Disclaimer: I don't own anything!

Author's Note: Been taking a look at dual enrollment opportunities at nearby tech schools. It was either going to be game design or architectural drafting. While I would love to design my own games—sometimes, the ideas for them never seem to stop—I feel more comfortable with the architecture.

It's been very slow going for writing the next chapter of Photographs of Freedom. I'm trying to figure out what I want to happen next and it's difficult to get from where the story is to where the storyline is in my mind, so I apologize for that.

-/-/-/-

Shared joy is a double joy; shared sorrow is half a sorrow. ~Swedish Proverb

-/-/-/-

Yuan knew he had to sneak inside when he heard that General Aurion was on school grounds for the end of term awards.
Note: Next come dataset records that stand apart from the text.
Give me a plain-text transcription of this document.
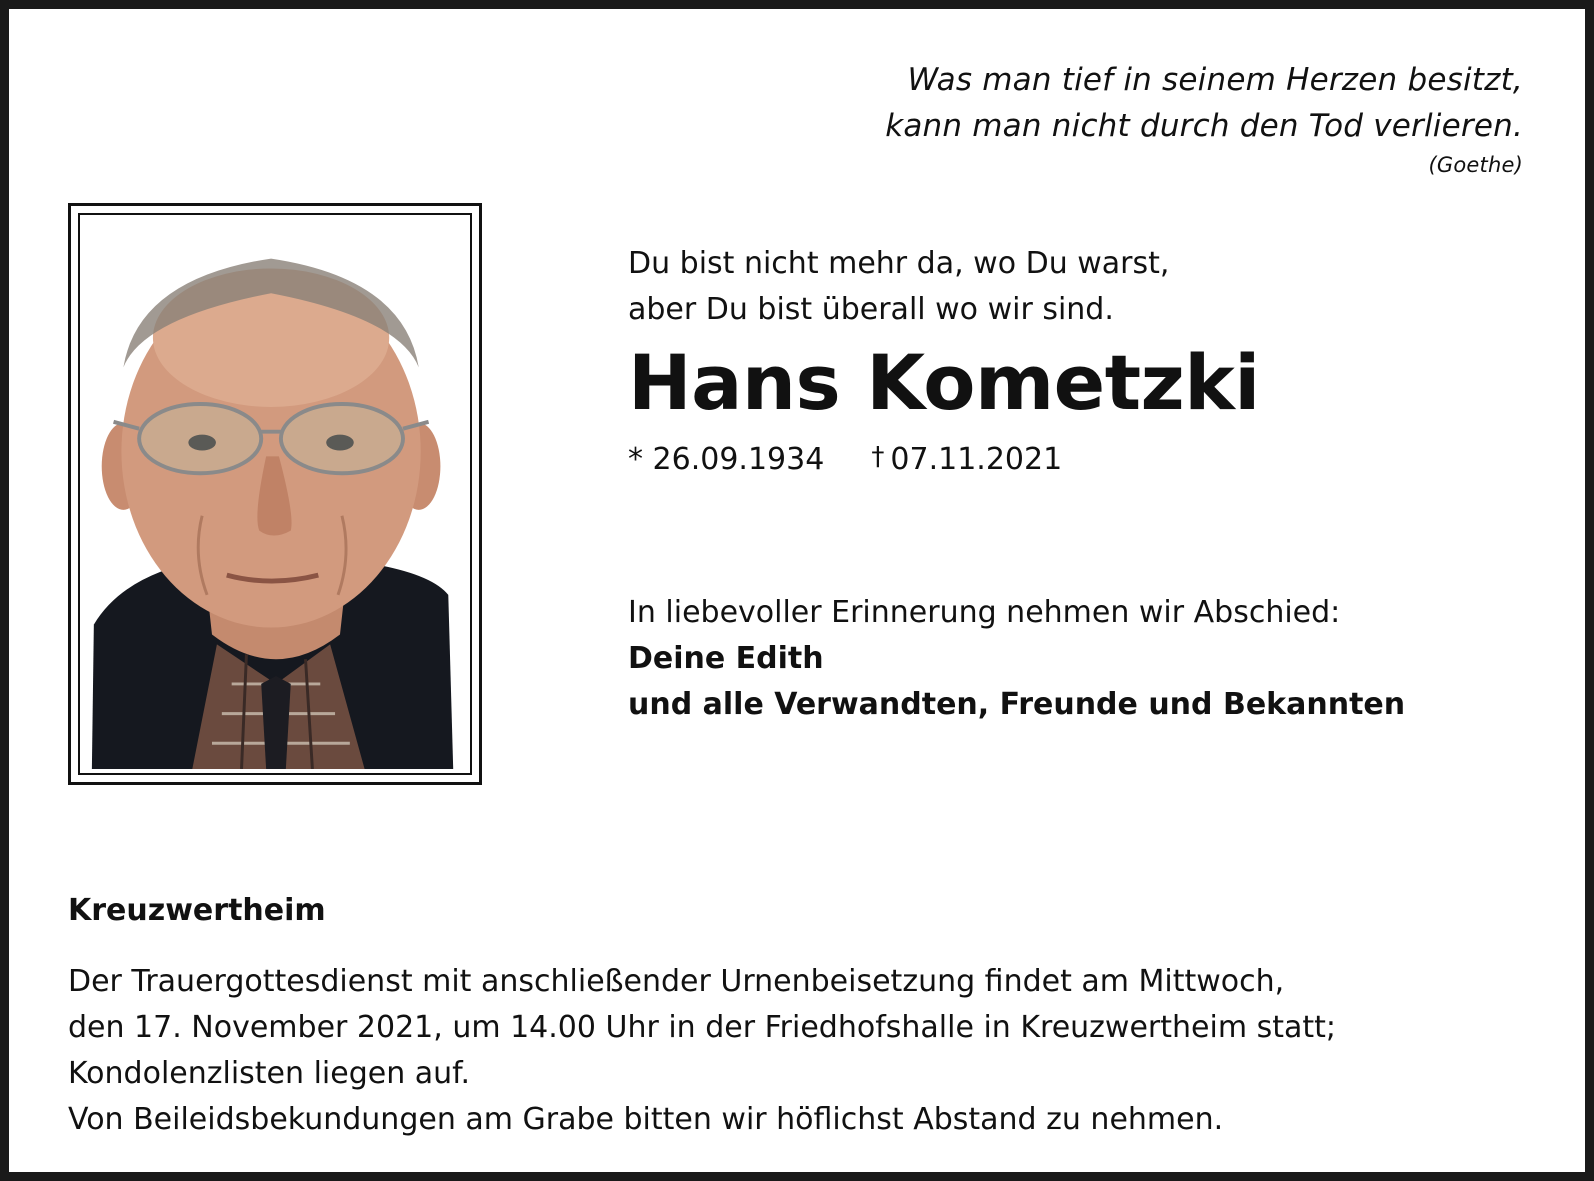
Was man tief in seinem Herzen besitzt,
kann man nicht durch den Tod verlieren.
(Goethe)
Du bist nicht mehr da, wo Du warst,
aber Du bist überall wo wir sind.
Hans Kometzki
* 26.09.1934 † 07.11.2021
In liebevoller Erinnerung nehmen wir Abschied:
Deine Edith
und alle Verwandten, Freunde und Bekannten
Kreuzwertheim
Der Trauergottesdienst mit anschließender Urnenbeisetzung findet am Mittwoch,
den 17. November 2021, um 14.00 Uhr in der Friedhofshalle in Kreuzwertheim statt;
Kondolenzlisten liegen auf.
Von Beileidsbekundungen am Grabe bitten wir höflichst Abstand zu nehmen.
Alina had only had to see the look on his face before she sighed and said, "Just go. I'll cover for you." His responding flash of a grin had been heartstopping.

She didn't understand their strange friendship. It was impossible, by all logical reasoning. Even taking into account contradictory personalities—Yuan is bright and impulsive; hot-tempered and stubborn as a mule. Master Aurion (Kratos, he'd insisted. Said that he hated being called Master) was quiet and shy; intelligent and tentatively friendly, as though he wasn't sure just how to be friends with people—they don't fit together because they're human and half-elf. Master and slave and yet she's seen them laugh and sit together, trading quicksilver grins and jokes that no one else understood, could possibly understand because they had their own small world, one that interacted with the real one only sometimes.

The mess hall was doubling as an assembly hall and it's a simple matter for Yuan to sneak in. No one saw half-elves. Not unless they needed someone to blame, someone to hit. He found a spot near the door to the kitchen and he watched as Sandor Aurion talk to the students—troops, he calls them. Little soldiers and it makes Yuan's stomach twist and roil because he's seen what the soldiers do, knows their cruelty and he doesn't want to imagine Kratos ever being able to do things like that.

Even if Yuan hated the man, the general was impressive. Kratos' father spoke with authority, with subtle, powerful confidence and Yuan wondered if Kratos could ever become like that. If Kratos could ever stand tall like that and not be afraid of all the eyes upon him, of what could happen if something went wrong.

Yuan wondered if he could ever be that confident. That grown-up.

He hadn't heard more than a few snatches of what General Aurion was saying, having been focused more on the cadence, on his bearing, than his words, but when he hears, "…My son, Kratos…"and then Kratos is stepping up there, each step careful and Yuan knew that he was being very careful not to do something stupid like trip or stumble. (Yuan knows that they would have been able to laugh about it later, out in the fields or under the shared blanket, but Kratos doesn't think in future tenses, but in fathers and approval and mistakes)

Kratos ducked his head as his father read off that he was being given the awards for winning his class competition and for having the highest marks in his academic subjects. (The last one makes Yuan's mouth go sour because he knows that, if it hadn't been for the former, the general wouldn't have sounded quite so proud)

Yuan was waiting for Kratos when he comes into their room. The half-elf was lying back on the bed, hands beneath his head, eyes on the ceiling.

"Did you hear?" Kratos asked and he sounded excited like he hadn't ever since he'd come to Yuan, shaking his shoulders, because he could use a sword.

Yuan sat up, smiling even though he wishes that Kratos could enjoy this moment for him rather than for his father. "Yeah. I actually got to see the ceremony."

"Seriously? How'd you manage that?"

Later, the thought will strike Yuan that, if they were older, if they were not still children, Kratos would have been more concerned with his getting caught, with their secret being discovered, but they are children, and to them, they are invincible and secrets are safe.

"Alina covered for me. I wouldn't be a very good best friend if I missed this, now would I?"

Kratos grinned. It's wide and brilliant and untouched by Sandor Aurion. "No…I think you'd still qualify."

They spent the rest of the night talking and playing cards that Zaren had showed Yuan how to play in another life. It's nothing terribly important that they talk about—rumors and schoolwide gossip. Yuan could confirm that, yes, Daryl did sleep with a stuffed animal. It was a beaver and he'd tried to get some slaves to wash it discreetly last week—but they're things that seem as large as the sky.

"So what happens now?" Yuan asked. "The school year's over, right?"

"Yeah, it is. It's two weeks of summer break and then we're back here."

Yuan's eyes met Kratos' red-tinted ones over his hand of cards. "That means we have to go back to your house, right?"

"Yeah. They don't let students stay here for the summer."

Yuan knew that, if it hadn't been for his father's words, finally acknowledging his quiet, bookish offspring (…My son, Kratos…) then Kratos wouldn't be so happy about going back.